И вот после одного из таких визитов девушка с негодованием потребовала от судьи, чтобы он отказал Желтому Колоколу от дома, ибо тот повел себя с нею непристойно. На изумленные вопросы деда — где, когда, в чем это проявилось? — она ответила, что проявилось это только что, во время его последнего посещения: в том, как он вообще держался. Желтый Колокол лишь притворяется печальным и строгим, на самом деле он очень хитер — уж она-то людей знает; он хочет выставить себя в каком-то особенном свете; она же находит такое поведение неприличным и больше не желает его видеть. Чиновник энергично, но безуспешно пытался ее переубедить — правда, про себя радуясь, что его внучка испытывает столь сильное отвращение к мужчинам; дело кончилось тем, что он стал приглашать к себе друга только в отсутствие молодой госпожи.

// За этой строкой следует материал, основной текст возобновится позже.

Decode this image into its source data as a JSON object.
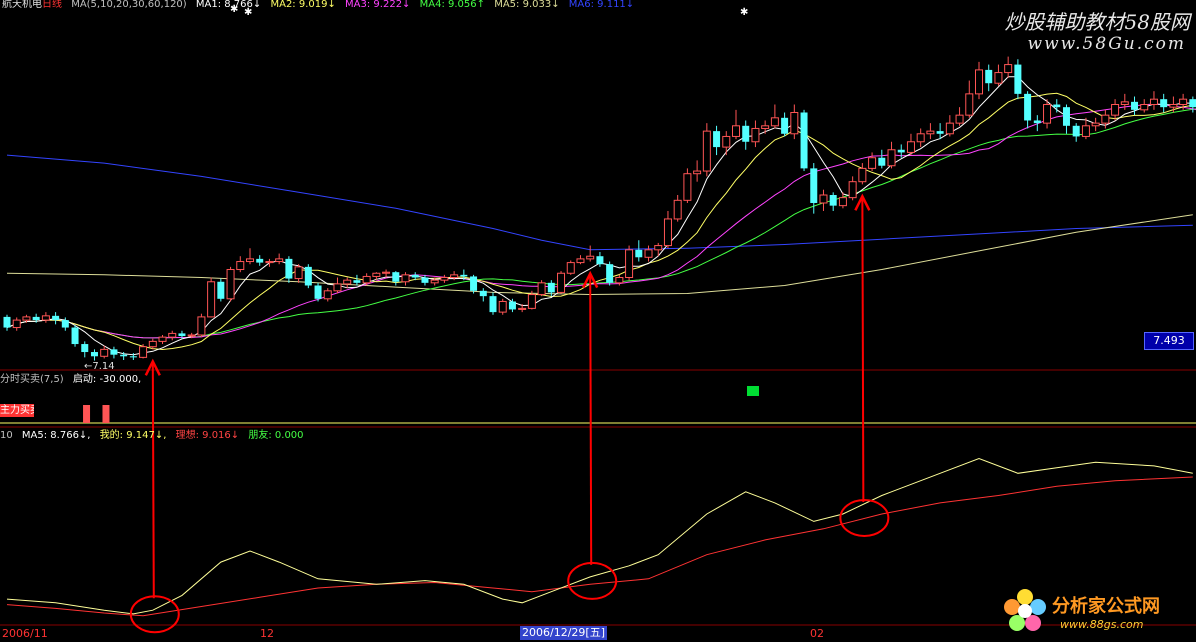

Однако когда та увидела, что добилась своего, ее досада отнюдь не уменьшилась, и в разговорах со служанками она представила дело так, будто Желтый Колокол от нее сбежал — по каким причинам, неизвестно; а во время одной прогулки ей пришла в голову мысль хорошенько его проучить, «протащить» — чтобы таким образом остудить свой гнев. «Протащить»: это она воображала себе очень живо, как если бы Желтый Колокол был угрем, которого она схватит рукой за голову и быстро протащит по топкому берегу. Она как-то заявила, будто гвардеец оскорбил ее мать; мол, в этом и сомневаться нечего — именно потому она его ненавидит.
Разнообразные ребяческие выходки, часто злые, которые Желтый Колокол теперь терпел от нее, мало его задевали. Его только удивляло, что старый чиновник не следит должным образом за воспитанием внучки. Только когда ее колкости стали более утонченными, когда, например, он получил от нее в подарок книги о нормах вежливости — и одновременно вспомнил, что она уже давно не присутствует на его встречах с судьей, — до него дошло, что тут что-то не так. То было время, когда он впервые побеседовал с Го по поводу возможности поднять восстание в столице и потом стал принимать соответствующие меры в ее окрестностях.
Проказы странной девушки возбуждали его любопытство и отвлекали от дела. Он не мог не признаться себе, что, занимаясь опасными приготовлениями, вместе с тем с интересом следит за ее «прыжками». Будучи холостяком и не имея родственников в Пекине, он обедал в самых разных местах: в столичных ресторанах, или, если погода была хорошей, на «цветочных лодках», или в домах у своих друзей гвардейцев. Более скромные заведения отталкивали его обилием посетителей, вечными заигрываниями клиентов с обслуживающими их женщинами, двусмысленностью таких отношений.